Анни остановилась, слушая, как в самой ее груди поет лес, и стала стучать по камню, улыбаясь, когда новая волна звона осиливала полустихший звук. Так забавлялась она, думая, что ее не видят, но человек вышел из-за поворота дороги и подошел к ней. Шаги его становились все тише, наконец, он остановился; продолжая улыбаться, взглянула она на него, не вздрогнув, не отступив, как будто он всегда был и стоял тут.
Он был смугл – очень смугл, и море оставило на его лице остроту бегущей волны. Но оно было прекрасно, так как отражало бешеную и нежную душу. Его темные глаза смотрели на Анни, темнея еще больше и ярче, а светлые глаза женщины кротко блестели.
Ты правильно заключишь, что я ходил за ней по пятам, так как в лесу есть змеи.

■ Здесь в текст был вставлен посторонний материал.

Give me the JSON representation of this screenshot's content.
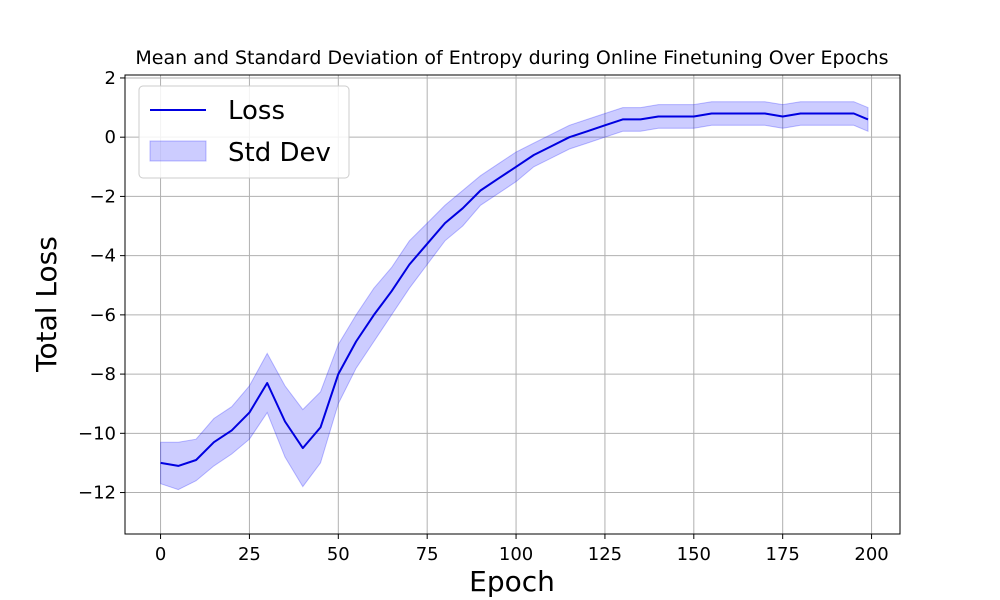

Камень давно стих, а они все еще смотрели, улыбаясь без слов, без звука; тогда он протянул руку, и она – медленно – протянула свою, и руки соединили их. Он взял ее голову – осторожно, так осторожно, что я боялся дохнуть, и поцеловал в губы. Ее глаза закрылись.
Потом они разошлись – и камень по-прежнему разделял их. Увидев Филиппа, подходившего к ним, Анни поспешила к нему. – Вот Ральф; он пришел.
– Пришел, да. – От радости Филипп не мог даже закричать сразу, но наконец бросил вверх шляпу и закричал, обнимая пришельца: – Анни ты уже видел, Ральф. Это она.
Его доброе твердое лицо горело возбуждением встречи.
– Ты поживешь у нас, Ральф; мы все покажем тебе. И поговорим всласть. Вот, друг мой, моя жена, она тоже ждала тебя.
Анни положила руку на плечо мужа и взглянула на него самый большим, самым теплым и чистым взглядом своим, затем перевела взгляд на гостя, не изменив выражения, как будто оба равно были близки ей.
– Я вернусь, – сказал Ральф. – Филь, я перепутал твой адрес и думал, что иду не по той дороге. Потому я не захватил багажа. И я немедленно отправлюсь за ним.
Они условились и расстались. Вот все, охотник, убийца моих друзей, что я знаю об этом. И я этого не понимаю. Может быть, ты объяснишь мне.
– Ральф вернулся?
– Его ждали, но он написал со станции, что встретил знакомого, предлагающего немедленно выгодное дело.
– А те?
– Они умерли, умерли давно, лет тридцать тому назад. Холодная вода в жаркий день. Сначала простудилась она. Он шел за ее гробом, полуседой, потом он исчез; передавали, что он заперся в комнате с жаровней. Но что до этого?.. Зубы болят, и я не могу понять…
– Так и будет, – вежливо сказал я, встряхивая на прощание мохнатую, немытую лапу. – Только мы, пятипалые, можем разбирать знаки сердца; домовые – непроницательны.